Has father, Draken, had taught him to wield the family sword.  Most of his brethren were skilled in one art or another, but only the Lunguard family could brandish the famous, as well as infamous, Crescent Blade.  Besides the ability to wield this bringer of pandemonium the Lunguard family also had the supernatural ability to perfect more than one combat style.  Draken was legendary for wielding the Crescent Blade as well as his now equally famous rapier, Foreshadow.  Kaiden had taken a more unconventional approach, against his father’s wishes, by wielding the Crescent Blade along with an old earthly revolver.  Even though Kaiden used specially imbued bullets for his trademark revolver his father still goaded him over for his personal preferences.

The Great War between the demons and the wyrms had long since passed, but his father still clung to the old rules of conduct.

“You disgrace the Lunguard family name with your unorthodox behavior,” his father used to spat at him during their bouts of training.

Even though the anguish of his father’s memory still plagued his thoughts it did not matter.  He was far away from the birthplace of his ancestors.  He needed to concentrate on the task at hand.  He was to set out towards the Cerulean Mountain Range to the West.  Evidently a rather formidable wyrm from the Great War resided within’ the heart of Cerulean Range.  Common belief stated that all of the great wyrms had perished in the war, but in all actuality many had fled to the ruined corners of Earth at the closing of the war.  Over the past couple of years dozens upon dozens of these foul beasts had been discovered and slaughtered, many by Kaiden’s hand.  There were even rumors that Mistcabre, the dragon general, may still be alive somewhere within the turmoil of the new world.

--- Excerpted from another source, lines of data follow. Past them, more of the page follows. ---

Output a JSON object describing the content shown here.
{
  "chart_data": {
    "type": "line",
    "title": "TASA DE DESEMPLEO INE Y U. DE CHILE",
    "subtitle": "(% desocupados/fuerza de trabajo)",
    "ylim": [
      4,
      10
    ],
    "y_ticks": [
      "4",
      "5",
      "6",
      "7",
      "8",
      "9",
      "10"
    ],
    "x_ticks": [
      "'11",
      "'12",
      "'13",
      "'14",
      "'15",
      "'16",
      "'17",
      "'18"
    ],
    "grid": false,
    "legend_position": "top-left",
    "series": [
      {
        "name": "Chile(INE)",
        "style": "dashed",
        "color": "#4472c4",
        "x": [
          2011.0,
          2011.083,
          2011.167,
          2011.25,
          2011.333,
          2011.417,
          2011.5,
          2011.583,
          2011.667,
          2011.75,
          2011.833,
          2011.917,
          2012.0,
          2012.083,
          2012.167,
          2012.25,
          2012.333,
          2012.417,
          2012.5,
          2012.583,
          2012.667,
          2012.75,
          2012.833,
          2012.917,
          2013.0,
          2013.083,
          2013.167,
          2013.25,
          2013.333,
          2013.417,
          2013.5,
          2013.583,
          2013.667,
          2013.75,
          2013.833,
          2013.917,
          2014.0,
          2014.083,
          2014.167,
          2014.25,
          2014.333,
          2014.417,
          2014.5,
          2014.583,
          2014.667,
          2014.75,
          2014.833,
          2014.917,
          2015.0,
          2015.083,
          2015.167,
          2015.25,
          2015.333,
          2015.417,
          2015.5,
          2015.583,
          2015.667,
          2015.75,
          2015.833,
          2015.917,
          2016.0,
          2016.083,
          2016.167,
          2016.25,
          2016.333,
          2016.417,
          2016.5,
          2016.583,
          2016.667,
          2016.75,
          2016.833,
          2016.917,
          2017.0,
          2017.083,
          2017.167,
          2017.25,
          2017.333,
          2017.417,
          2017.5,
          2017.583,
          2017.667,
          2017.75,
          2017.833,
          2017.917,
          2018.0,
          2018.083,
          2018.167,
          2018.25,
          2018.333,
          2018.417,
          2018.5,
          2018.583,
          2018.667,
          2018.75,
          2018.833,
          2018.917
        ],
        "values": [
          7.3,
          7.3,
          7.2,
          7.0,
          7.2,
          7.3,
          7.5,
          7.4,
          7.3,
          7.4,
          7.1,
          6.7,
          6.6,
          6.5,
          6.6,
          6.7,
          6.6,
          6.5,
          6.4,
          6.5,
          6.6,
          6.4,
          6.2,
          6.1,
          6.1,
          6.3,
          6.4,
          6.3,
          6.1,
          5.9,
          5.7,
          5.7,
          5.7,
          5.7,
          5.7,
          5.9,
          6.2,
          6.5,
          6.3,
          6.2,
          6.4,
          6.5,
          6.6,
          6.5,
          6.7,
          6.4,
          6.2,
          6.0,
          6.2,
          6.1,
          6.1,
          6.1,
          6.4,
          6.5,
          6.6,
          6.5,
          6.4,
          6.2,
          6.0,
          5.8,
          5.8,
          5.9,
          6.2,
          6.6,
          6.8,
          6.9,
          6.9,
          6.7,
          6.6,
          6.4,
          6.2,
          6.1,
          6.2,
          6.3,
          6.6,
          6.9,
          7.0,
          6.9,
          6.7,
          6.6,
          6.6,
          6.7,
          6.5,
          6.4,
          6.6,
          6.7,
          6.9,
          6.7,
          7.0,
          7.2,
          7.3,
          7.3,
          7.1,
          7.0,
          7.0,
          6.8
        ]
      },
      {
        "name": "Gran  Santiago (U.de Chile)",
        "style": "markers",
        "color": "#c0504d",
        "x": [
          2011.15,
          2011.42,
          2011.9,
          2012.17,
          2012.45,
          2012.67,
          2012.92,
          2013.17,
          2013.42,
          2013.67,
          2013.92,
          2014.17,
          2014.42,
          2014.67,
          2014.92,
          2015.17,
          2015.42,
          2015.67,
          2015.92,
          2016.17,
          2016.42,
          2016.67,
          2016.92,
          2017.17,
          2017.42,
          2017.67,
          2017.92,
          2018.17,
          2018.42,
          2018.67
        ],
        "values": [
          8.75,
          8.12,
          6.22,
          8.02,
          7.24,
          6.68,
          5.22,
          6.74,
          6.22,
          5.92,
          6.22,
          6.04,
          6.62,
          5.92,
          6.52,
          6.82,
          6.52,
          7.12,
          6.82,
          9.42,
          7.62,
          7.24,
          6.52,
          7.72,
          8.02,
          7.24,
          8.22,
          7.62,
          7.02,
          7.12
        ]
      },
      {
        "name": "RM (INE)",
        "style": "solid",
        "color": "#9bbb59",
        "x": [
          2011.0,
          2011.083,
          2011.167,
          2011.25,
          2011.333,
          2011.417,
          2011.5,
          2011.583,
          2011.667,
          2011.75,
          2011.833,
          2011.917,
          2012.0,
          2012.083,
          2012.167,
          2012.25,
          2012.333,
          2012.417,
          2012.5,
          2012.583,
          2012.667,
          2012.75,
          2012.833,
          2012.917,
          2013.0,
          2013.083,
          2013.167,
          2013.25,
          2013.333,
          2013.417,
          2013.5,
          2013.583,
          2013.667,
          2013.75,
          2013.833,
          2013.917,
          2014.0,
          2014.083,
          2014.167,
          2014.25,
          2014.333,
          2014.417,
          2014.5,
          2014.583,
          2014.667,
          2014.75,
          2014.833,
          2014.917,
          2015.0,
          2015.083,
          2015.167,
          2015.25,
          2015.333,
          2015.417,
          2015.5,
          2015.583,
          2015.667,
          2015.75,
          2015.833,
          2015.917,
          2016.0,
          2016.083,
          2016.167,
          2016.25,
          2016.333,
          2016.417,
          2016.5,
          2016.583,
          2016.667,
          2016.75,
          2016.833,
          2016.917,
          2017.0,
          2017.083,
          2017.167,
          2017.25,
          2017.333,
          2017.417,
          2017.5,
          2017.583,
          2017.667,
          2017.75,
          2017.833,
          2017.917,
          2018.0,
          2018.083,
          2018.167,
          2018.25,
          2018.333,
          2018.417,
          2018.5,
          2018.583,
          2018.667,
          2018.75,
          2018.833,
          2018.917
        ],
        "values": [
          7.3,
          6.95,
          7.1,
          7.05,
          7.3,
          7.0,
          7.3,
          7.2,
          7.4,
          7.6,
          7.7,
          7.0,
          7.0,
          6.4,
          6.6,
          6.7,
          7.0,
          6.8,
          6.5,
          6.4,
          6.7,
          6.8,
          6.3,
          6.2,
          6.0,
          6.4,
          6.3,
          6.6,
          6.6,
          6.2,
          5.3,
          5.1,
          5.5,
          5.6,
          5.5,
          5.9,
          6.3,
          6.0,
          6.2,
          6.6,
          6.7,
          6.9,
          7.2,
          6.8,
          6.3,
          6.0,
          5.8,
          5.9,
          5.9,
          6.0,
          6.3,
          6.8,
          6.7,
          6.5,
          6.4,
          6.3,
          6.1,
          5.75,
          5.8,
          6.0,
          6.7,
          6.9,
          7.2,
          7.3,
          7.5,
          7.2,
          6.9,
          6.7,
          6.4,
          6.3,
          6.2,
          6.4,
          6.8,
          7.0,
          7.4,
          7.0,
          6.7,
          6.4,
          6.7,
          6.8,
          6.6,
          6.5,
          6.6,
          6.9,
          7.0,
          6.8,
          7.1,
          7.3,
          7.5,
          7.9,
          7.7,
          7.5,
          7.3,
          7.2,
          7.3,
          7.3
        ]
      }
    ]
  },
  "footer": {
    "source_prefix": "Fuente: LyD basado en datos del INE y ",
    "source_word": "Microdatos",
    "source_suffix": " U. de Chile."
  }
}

He quickly gathered his thoughts and began methodically sifting through the corpses of those that he had killed.  The first time he had rifled through a dead man’s belongings he had felt sick, but over the years he had become accustomed to it.  He no longer felt any emotion for those that he had killed.  He killed them not out of pleasure or hatred; he did it for duty and defense.  After picking through a majority of the bodies he had amassed a fair amount of silver and trinkets, and it was now time for him to leave this place of butchery.

He gathered his belongings and set out.  He would have liked to ride, but unfortunately when a battle begins involving more than a dozen or so creatures the horses die first.  Sadly his horse had been the first one to perish.

Nevertheless, he needed to head onto the next town.  If his memory served correctly there should be a small town on the other side of the Bloodwing Woods that he crossed through many moons again when he had ventured to this region with his father those many moons ago.

He sped athwart the open field in between the woods and the destroyed demon village.  The sun was setting and he would rather fight in the woods than fight upon the open plains.  By nightfall he should be along the Eastern edge of the woods.